Here’s my first Spring Cleaning post. The last time I edited this one was 29 November 2006, if you can believe it. I’ve decided to just post these more or less as is, with my only edits being spell checking, link checking, completing incomplete sentences, stuff like that. So I feel compelled to say: these reflect my thinking at the time they were written, not necessarily my thinking now.

Thanks to Paul for pointing out Jay Rosen’s presentation/paper/talk titled “Bloggers vs. Journalists is Over.”

I read this and what struck me most strongly was the section where he discusses the collapse of objectivity as the “ethical touchstone for journalism.” Rosen quotes:

“objectivity has outlived its usefulness as an ethical touchstone for journalism.”

Now, objectivity is part of principle #1 in the ALA Code of Ethics. So this got me thinking, has objectivity outlived its usefulness as an ethical touchstone for librarianship?

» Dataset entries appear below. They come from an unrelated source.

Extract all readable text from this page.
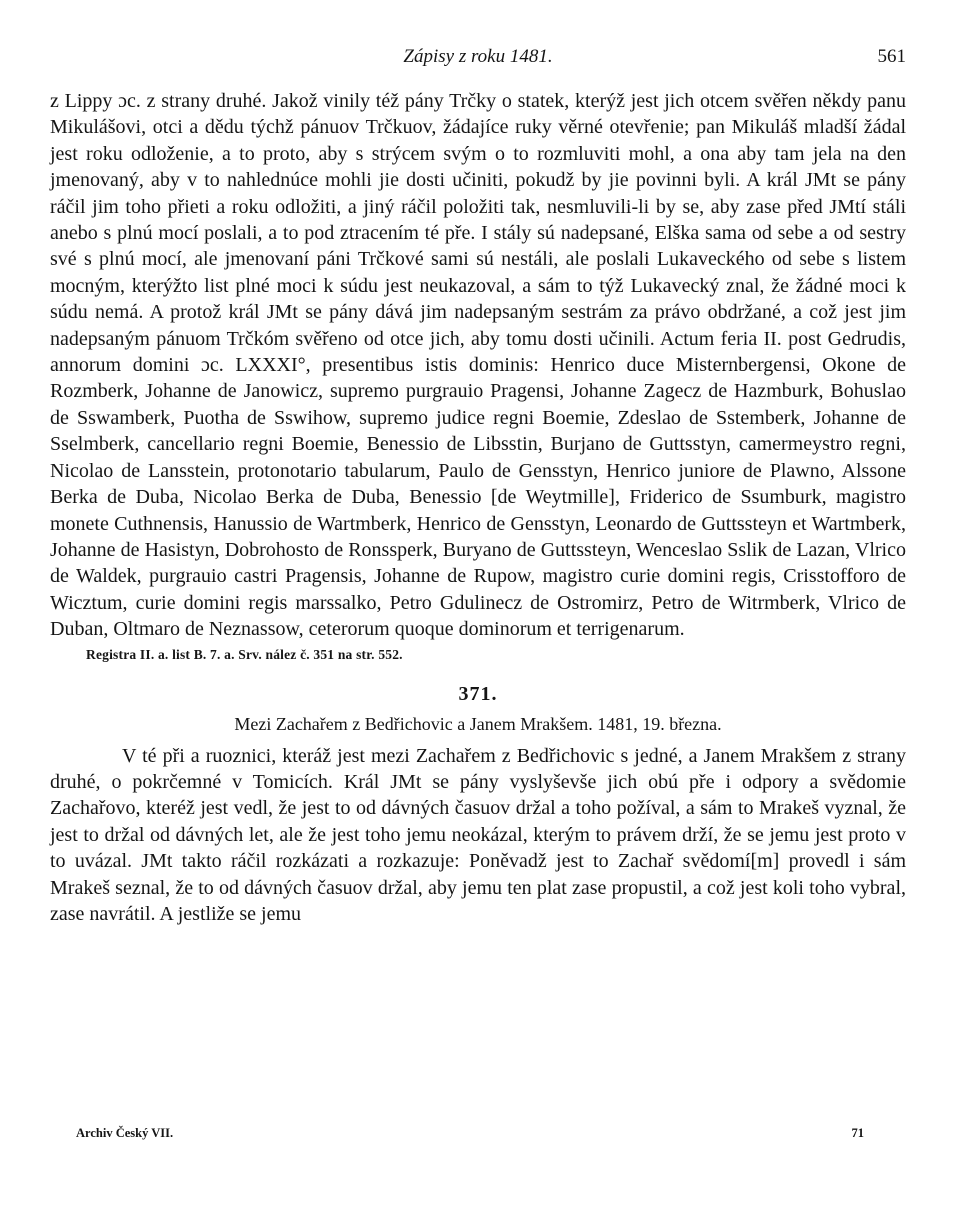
Zápisy z roku 1481.	561

z Lippy ɔc. z strany druhé. Jakož vinily též pány Trčky o statek, kterýž jest jich otcem svěřen někdy panu Mikulášovi, otci a dědu týchž pánuov Trčkuov, žádajíce ruky věrné otevřenie; pan Mikuláš mladší žádal jest roku odloženie, a to proto, aby s strýcem svým o to rozmluviti mohl, a ona aby tam jela na den jmenovaný, aby v to nahlednúce mohli jie dosti učiniti, pokudž by jie povinni byli. A král JMt se pány ráčil jim toho přieti a roku odložiti, a jiný ráčil položiti tak, nesmluvili-li by se, aby zase před JMtí stáli anebo s plnú mocí poslali, a to pod ztracením té pře. I stály sú nadepsané, Elška sama od sebe a od sestry své s plnú mocí, ale jmenovaní páni Trčkové sami sú nestáli, ale poslali Lukaveckého od sebe s listem mocným, kterýžto list plné moci k súdu jest neukazoval, a sám to týž Lukavecký znal, že žádné moci k súdu nemá. A protož král JMt se pány dává jim nadepsaným sestrám za právo obdržané, a což jest jim nadepsaným pánuom Trčkóm svěřeno od otce jich, aby tomu dosti učinili. Actum feria II. post Gedrudis, annorum domini ɔc. LXXXI°, presentibus istis dominis: Henrico duce Misternbergensi, Okone de Rozmberk, Johanne de Janowicz, supremo purgrauio Pragensi, Johanne Zagecz de Hazmburk, Bohuslao de Sswamberk, Puotha de Sswihow, supremo judice regni Boemie, Zdeslao de Sstemberk, Johanne de Sselmberk, cancellario regni Boemie, Benessio de Libsstin, Burjano de Guttsstyn, camermeystro regni, Nicolao de Lansstein, protonotario tabularum, Paulo de Gensstyn, Henrico juniore de Plawno, Alssone Berka de Duba, Nicolao Berka de Duba, Benessio [de Weytmille], Friderico de Ssumburk, magistro monete Cuthnensis, Hanussio de Wartmberk, Henrico de Gensstyn, Leonardo de Guttssteyn et Wartmberk, Johanne de Hasistyn, Dobrohosto de Ronssperk, Buryano de Guttssteyn, Wenceslao Sslik de Lazan, Vlrico de Waldek, purgrauio castri Pragensis, Johanne de Rupow, magistro curie domini regis, Crisstofforo de Wicztum, curie domini regis marssalko, Petro Gdulinecz de Ostromirz, Petro de Witrmberk, Vlrico de Duban, Oltmaro de Neznassow, ceterorum quoque dominorum et terrigenarum.

Registra II. a. list B. 7. a. Srv. nález č. 351 na str. 552.
371.
Mezi Zachařem z Bedřichovic a Janem Mrakšem. 1481, 19. března.

V té při a ruoznici, kteráž jest mezi Zachařem z Bedřichovic s jedné, a Janem Mrakšem z strany druhé, o pokrčemné v Tomicích. Král JMt se pány vyslyševše jich obú pře i odpory a svědomie Zachařovo, kteréž jest vedl, že jest to od dávných časuov držal a toho požíval, a sám to Mrakeš vyznal, že jest to držal od dávných let, ale že jest toho jemu neokázal, kterým to právem drží, že se jemu jest proto v to uvázal. JMt takto ráčil rozkázati a rozkazuje: Poněvadž jest to Zachař svědomí[m] provedl i sám Mrakeš seznal, že to od dávných časuov držal, aby jemu ten plat zase propustil, a což jest koli toho vybral, zase navrátil. A jestliže se jemu

Archiv Český VII.	71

Michael Buckland1 questions the extent to which libraries can be neutral, but in the end he seems to suggest that neutrality is indeed a worthwhile goal for libraries. I think, though, that I’m more in agreement with his first point: I’m not sure how neutral libraries can be at all. After all principle #2 is “no censorship,” #3 is “the user’s right to privacy,” #4 is “respect for intellectual property rights,” #6 is “users’ interests over private interests”… shall I go on?

All of these principles are heavily value laden. Though there may be some contradiction between them, or at least some contradiction in how they’re interpreted in some cases: it’s not too difficult to see how “not advancing private interests” and “respect for intellectual property rights” could come into conflict these days. This isn’t the point here, but note to self: this might be worth exploring at some point.

Anyway, these principles are value laden. And given that our Code of Ethics is value laden, does it make sense to try to remain objective? If we really believe in this Code, shouldn’t we be out fighting for the ethics contained in it?

Of course many librarians are. Look what happened with Michael Moore‘s book Stupid White Men.

They are subversive. You think they’re just sitting there at the desk, all quiet and everything. They’re like plotting the revolution, man.
(from an interview with BuzzFlash)

A quick Google search shows me that there’s actually a fairly active — if not large — writing community of Marxist librarians.

Samuel Green writes:

A librarian should be as unwilling to allow an inquirer to leave the library with his question unanswered as a shop-keeper is to have a customer go out of his store without making a purchase.

(I heard Joe Janes say in a talk once something to the effect of: pity poor Green, cited and talked about more now that he’s dead than he ever was when he was alive.)

Along with an answer, should the librarian also provide the user some propaganda?

1 Buckland, M. K. (2003). Five Grand Challenges for Library Research. Library Trends, 51(4), 675-686.